5:27 PM, October 15, 2006  
Blogger NicksFlickPicks said...

@Tim: Are you kidding? I love it when art speaks to me and have no qualms about saying so, or hearing it said. Meanwhile, the lovely and logical intersection of our Ceylan/Tarkovsky problem is clearly that funny scene in Distant where the host-brother is trying to mask the fact that he's watching lesbian porno by clicking the channel over to Tarkovsky's Stalker whenever the guest-brother walks through the living room. Imagine watching this scene together: you can enjoy the piss being taken out of Tarkovsky, and I can wish Ceylan would sport his funnybone more often.

@Goatdog: I do, indeed, have such a list. Three versions, in fact, alternately organized by title, year, and director. Not to mention the diary I keep of the days, theaters, and company on/with which I saw them. I'm just letting it all hang out here, Goatdog. (It would almost be harder to imagine possible ways of listing movies that I haven't already realized on Excel, or on scrap-paper floating around the house.)
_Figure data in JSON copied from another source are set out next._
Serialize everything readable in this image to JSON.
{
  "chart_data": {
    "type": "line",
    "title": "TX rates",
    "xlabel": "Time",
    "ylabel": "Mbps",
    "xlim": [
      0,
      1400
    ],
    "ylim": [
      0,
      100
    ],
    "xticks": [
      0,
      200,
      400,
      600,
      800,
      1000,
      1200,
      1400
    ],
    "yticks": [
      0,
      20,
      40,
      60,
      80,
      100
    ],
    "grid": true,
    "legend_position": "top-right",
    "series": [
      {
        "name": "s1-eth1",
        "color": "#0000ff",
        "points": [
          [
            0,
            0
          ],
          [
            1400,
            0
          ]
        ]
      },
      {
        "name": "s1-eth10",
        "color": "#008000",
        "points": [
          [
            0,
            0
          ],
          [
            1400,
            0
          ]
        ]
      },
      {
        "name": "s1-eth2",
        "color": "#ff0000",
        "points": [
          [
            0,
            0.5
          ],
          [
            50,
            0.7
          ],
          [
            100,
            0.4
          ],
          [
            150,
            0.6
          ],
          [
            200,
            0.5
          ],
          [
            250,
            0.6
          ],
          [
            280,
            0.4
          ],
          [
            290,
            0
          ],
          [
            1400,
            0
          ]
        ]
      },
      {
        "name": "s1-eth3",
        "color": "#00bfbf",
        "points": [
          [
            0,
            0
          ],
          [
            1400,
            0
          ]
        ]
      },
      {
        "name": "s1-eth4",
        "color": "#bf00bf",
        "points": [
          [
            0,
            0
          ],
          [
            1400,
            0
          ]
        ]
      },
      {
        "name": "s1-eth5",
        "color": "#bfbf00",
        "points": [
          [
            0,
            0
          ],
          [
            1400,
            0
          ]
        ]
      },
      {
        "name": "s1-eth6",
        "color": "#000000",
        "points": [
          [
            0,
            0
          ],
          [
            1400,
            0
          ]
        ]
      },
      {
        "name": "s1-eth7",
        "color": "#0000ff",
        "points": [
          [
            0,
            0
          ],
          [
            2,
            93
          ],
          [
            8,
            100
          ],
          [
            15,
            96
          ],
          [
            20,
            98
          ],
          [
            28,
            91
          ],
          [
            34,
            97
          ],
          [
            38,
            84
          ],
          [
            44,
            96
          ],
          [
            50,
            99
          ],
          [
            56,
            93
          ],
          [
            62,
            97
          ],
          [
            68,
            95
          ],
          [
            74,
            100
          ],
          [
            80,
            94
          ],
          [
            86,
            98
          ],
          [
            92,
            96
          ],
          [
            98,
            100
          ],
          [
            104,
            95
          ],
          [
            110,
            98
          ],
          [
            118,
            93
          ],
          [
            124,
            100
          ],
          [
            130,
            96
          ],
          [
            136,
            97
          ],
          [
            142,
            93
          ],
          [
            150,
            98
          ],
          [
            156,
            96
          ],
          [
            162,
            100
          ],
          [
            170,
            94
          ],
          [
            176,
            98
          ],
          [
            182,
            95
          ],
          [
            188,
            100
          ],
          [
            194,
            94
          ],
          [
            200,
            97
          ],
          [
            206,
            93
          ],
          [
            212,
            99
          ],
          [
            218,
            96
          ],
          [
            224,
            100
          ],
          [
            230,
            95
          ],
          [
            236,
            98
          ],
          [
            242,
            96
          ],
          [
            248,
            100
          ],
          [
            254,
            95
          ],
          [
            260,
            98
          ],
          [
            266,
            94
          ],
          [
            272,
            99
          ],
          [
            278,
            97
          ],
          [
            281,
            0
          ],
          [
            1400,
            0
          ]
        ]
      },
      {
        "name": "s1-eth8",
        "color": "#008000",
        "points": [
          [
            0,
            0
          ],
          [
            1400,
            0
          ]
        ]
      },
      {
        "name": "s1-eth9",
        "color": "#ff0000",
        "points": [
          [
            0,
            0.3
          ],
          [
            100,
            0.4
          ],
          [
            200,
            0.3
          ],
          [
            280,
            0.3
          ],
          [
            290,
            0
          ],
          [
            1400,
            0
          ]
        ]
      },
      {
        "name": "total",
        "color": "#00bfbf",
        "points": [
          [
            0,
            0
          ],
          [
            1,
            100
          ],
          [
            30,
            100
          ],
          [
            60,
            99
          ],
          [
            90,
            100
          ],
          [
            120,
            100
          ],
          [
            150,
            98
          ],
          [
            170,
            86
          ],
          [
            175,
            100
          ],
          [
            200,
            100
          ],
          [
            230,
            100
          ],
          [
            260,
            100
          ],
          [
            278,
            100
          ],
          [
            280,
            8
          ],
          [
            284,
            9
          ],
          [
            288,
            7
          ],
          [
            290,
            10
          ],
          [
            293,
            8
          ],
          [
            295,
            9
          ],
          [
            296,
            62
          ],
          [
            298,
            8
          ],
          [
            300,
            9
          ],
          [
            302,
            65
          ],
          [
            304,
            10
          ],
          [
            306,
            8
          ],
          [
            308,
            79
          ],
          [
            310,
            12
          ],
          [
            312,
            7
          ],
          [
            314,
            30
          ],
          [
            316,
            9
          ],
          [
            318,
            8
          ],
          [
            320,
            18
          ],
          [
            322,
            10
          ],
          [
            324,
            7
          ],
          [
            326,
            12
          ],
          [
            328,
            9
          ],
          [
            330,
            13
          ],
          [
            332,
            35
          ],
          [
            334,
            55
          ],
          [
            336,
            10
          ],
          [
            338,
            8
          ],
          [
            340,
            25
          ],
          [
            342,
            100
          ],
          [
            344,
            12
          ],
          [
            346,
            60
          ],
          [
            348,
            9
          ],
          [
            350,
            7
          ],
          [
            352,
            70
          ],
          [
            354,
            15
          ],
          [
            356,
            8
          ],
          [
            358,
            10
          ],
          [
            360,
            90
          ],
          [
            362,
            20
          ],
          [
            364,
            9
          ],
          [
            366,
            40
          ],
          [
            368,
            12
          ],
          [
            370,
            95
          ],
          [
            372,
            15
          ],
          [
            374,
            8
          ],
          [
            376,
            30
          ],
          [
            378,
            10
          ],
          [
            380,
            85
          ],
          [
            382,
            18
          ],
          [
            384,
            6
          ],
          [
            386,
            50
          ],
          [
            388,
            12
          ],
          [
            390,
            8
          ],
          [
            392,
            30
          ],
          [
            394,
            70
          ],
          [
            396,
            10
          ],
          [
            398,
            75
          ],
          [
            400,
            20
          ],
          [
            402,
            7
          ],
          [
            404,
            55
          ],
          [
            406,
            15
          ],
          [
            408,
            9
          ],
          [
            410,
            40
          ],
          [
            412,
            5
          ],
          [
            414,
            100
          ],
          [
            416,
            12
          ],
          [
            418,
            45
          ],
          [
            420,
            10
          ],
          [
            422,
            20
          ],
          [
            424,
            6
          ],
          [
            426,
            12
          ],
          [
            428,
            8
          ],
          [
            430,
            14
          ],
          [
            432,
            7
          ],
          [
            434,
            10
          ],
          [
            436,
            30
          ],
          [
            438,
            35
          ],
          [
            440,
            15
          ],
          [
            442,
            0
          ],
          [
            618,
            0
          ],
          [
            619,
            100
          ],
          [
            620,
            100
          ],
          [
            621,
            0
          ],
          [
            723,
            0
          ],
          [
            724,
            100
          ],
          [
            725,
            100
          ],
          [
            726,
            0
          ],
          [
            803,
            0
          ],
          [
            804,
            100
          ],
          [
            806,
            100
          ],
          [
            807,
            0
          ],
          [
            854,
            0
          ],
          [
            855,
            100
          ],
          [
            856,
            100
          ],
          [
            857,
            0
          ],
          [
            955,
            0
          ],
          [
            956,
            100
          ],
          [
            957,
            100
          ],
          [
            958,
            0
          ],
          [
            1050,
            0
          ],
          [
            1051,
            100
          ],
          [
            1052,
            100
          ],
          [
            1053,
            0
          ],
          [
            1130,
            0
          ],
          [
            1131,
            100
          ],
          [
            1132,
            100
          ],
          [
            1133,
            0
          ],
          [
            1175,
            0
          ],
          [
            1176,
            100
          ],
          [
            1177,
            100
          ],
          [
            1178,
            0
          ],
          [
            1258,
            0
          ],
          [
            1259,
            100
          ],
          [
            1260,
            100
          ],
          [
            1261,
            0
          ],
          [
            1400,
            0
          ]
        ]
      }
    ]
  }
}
6:41 PM, October 15, 2006  
Blogger Dr. S said...

I love you.

7:02 PM, October 15, 2006  
Anonymous Anonymous said...

You had me at "indeed."

8:40 PM, October 15, 2006  
Anonymous Anonymous said...

Dear Author www.nicksflickpicks.com !
What necessary words... super, a magnificent phrase

9:04 PM, November 17, 2009  
Blogger mastroiani said...

Your review of THE CLIMATES, by NBC was, to put it mildly, ridiculous and shallow and betrayed your inability of deeper perception.